While most supply chain organisations have a risk management strategy, the current outbreak is no typical event. The scale exceeds anything that most supply chain leaders will have prepared for.

The speed at which the pandemic is escalating requires constant, end-to-end assessment, optimisation and monitoring, as well as rapid response and confidence in the ability to execute short-term tactical plans to mitigate risks to human health and to protect the global supply chain functions. 

In order to understand the complexity, to anticipate potential disruption and to quickly develop a response. Strong data and analytic capabilities are crucial. Accenture explains that a  continuous cycle risk mobilisation, sensing, analysis, configuration and operations will help to optimise results and mitigate risks.

 

Going Forward

The impact of COVID-19 is not going to be a short-term crisis, the implications on how people work and how supply chains function will be long term. This will require businesses to build long-term resilience within the value chain in order to manage future challenges.

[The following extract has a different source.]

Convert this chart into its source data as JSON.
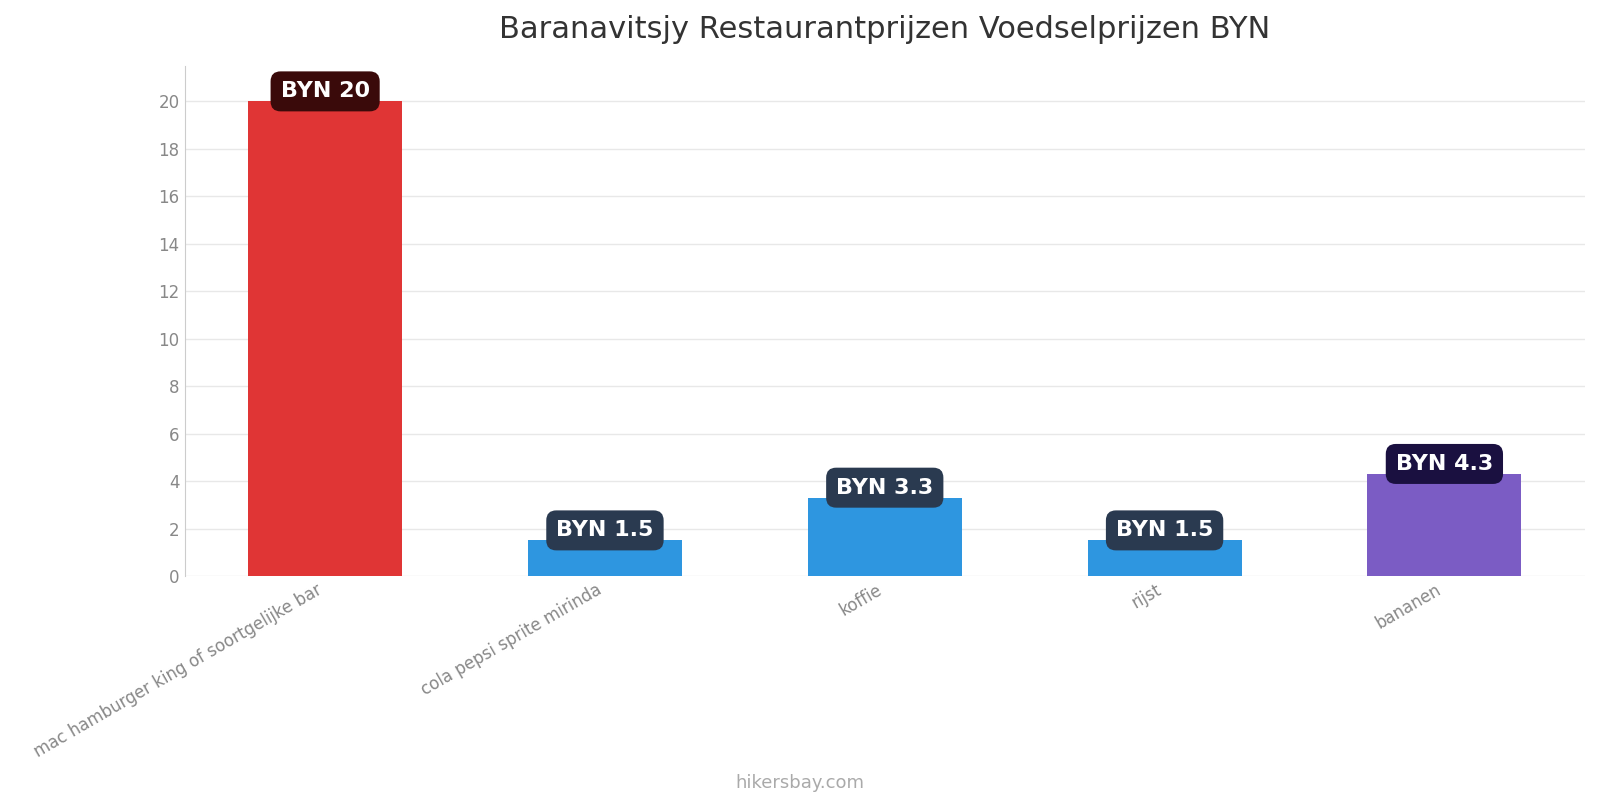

In order to achieve this supply chains need to take a holistic approach, building in sufficient flexibility to protect against future disruption. Supply chains should also look to develop a robust framework that encompases a responsive and resilient risk management operations capability, which should be technologically led to enable end-to-end transparency across the supply chain. 

Long term risk response should become an integral part of business-as-usual protocols.